Abstract

Advanced air distribution is essential for the energy-efficient provision of thermal comfort and indoor air quality. This study proposes a novel advanced air distribution, i.e., graded ventilation. The airflow pattern of graded ventilation is characterized by a bimodal distribution of vertical air velocity and a unimodal distribution of vertical air temperature. Graded ventilation possesses four mechanisms for high energy-efficient provision of thermal comfort and indoor air quality.

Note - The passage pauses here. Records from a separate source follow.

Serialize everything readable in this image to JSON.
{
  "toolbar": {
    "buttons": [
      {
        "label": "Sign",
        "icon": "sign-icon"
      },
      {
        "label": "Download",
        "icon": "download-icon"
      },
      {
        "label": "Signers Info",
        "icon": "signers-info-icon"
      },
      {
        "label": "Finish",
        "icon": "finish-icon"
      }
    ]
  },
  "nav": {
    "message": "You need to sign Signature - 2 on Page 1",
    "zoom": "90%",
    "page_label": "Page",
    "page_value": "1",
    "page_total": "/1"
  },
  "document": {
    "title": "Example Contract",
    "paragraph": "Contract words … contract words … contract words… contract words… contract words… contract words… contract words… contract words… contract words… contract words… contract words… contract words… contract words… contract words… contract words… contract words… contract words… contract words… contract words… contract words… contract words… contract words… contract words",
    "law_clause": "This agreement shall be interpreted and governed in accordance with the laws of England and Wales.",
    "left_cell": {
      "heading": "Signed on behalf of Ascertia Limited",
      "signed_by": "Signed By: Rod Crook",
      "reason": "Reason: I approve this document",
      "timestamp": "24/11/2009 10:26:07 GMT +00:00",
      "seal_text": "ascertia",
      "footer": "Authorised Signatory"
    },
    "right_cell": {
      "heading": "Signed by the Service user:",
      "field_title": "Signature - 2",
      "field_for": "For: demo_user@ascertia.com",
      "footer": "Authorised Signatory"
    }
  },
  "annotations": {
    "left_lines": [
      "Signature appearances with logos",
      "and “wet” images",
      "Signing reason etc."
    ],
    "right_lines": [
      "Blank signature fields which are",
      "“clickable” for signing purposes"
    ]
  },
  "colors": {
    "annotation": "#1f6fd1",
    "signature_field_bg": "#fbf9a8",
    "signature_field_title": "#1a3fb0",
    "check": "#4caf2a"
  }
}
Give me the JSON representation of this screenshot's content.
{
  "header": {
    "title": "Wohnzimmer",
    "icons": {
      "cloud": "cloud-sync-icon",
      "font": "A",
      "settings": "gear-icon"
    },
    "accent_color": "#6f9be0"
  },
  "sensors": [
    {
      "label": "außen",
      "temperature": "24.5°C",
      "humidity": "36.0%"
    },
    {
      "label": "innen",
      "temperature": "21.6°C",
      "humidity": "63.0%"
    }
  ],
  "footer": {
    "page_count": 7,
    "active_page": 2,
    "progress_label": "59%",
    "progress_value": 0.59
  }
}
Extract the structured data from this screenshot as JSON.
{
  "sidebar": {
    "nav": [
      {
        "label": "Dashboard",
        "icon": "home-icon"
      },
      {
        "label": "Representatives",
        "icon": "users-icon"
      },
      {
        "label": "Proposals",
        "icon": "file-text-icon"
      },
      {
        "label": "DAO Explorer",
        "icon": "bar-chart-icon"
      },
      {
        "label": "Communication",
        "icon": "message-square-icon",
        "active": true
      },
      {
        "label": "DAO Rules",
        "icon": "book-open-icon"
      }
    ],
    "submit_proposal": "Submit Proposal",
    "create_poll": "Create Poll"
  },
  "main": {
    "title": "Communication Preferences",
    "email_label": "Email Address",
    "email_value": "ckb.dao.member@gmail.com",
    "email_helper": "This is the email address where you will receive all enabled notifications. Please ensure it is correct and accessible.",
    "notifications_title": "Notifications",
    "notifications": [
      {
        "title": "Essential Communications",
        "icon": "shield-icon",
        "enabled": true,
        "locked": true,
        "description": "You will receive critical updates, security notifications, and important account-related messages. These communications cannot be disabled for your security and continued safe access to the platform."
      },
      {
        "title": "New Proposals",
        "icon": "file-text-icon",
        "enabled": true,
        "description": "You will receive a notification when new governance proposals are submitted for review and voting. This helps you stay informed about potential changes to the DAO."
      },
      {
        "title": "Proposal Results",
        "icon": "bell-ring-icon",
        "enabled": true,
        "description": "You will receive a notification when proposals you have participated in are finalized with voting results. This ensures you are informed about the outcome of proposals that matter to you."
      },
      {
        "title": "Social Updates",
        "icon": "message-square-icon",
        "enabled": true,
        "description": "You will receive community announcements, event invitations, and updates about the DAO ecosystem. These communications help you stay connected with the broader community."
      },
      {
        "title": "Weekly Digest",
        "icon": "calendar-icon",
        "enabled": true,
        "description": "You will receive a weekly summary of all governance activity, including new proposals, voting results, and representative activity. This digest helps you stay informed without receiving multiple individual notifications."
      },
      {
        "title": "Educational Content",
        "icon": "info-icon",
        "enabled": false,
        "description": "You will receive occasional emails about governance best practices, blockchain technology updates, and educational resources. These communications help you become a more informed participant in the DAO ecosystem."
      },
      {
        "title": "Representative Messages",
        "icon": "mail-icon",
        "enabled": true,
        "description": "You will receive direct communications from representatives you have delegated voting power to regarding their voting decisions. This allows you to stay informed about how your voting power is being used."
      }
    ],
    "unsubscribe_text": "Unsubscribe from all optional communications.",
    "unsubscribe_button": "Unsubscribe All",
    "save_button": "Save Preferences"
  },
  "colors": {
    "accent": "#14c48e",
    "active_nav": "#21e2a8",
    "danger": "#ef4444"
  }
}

First, graded ventilation has a high conditioned air supply efficiency into the occupied zone, particularly the head level, for both thermal comfort and indoor air quality, due to the push-down and pull-down forces of the internal airflow recycling. Second, graded ventilation decouples outdoor fresh air and return air, with high outdoor fresh air supply efficiency for indoor air quality. Third, graded ventilation utilizes higher-quality conditioned air for the zone, which is more critical to thermal comfort and indoor air quality. Fourth, graded ventilation only handles the cooling load of the outdoor fresh air without handling the cooling load of the return air. Case studies demonstrate that compared with mixing ventilation, Type-I stratum ventilation, Type-II stratum ventilation, and interactive cascade ventilation, graded ventilation improves energy efficiency by 49.7%–55.4%, 24.8%–29.1%, 16.3%–23.3%, and 8.4%–12.3% respectively for thermal comfort and indoor air quality. Therefore, this study advances air distribution for low-carbon, thermally comfortable, and healthy buildings.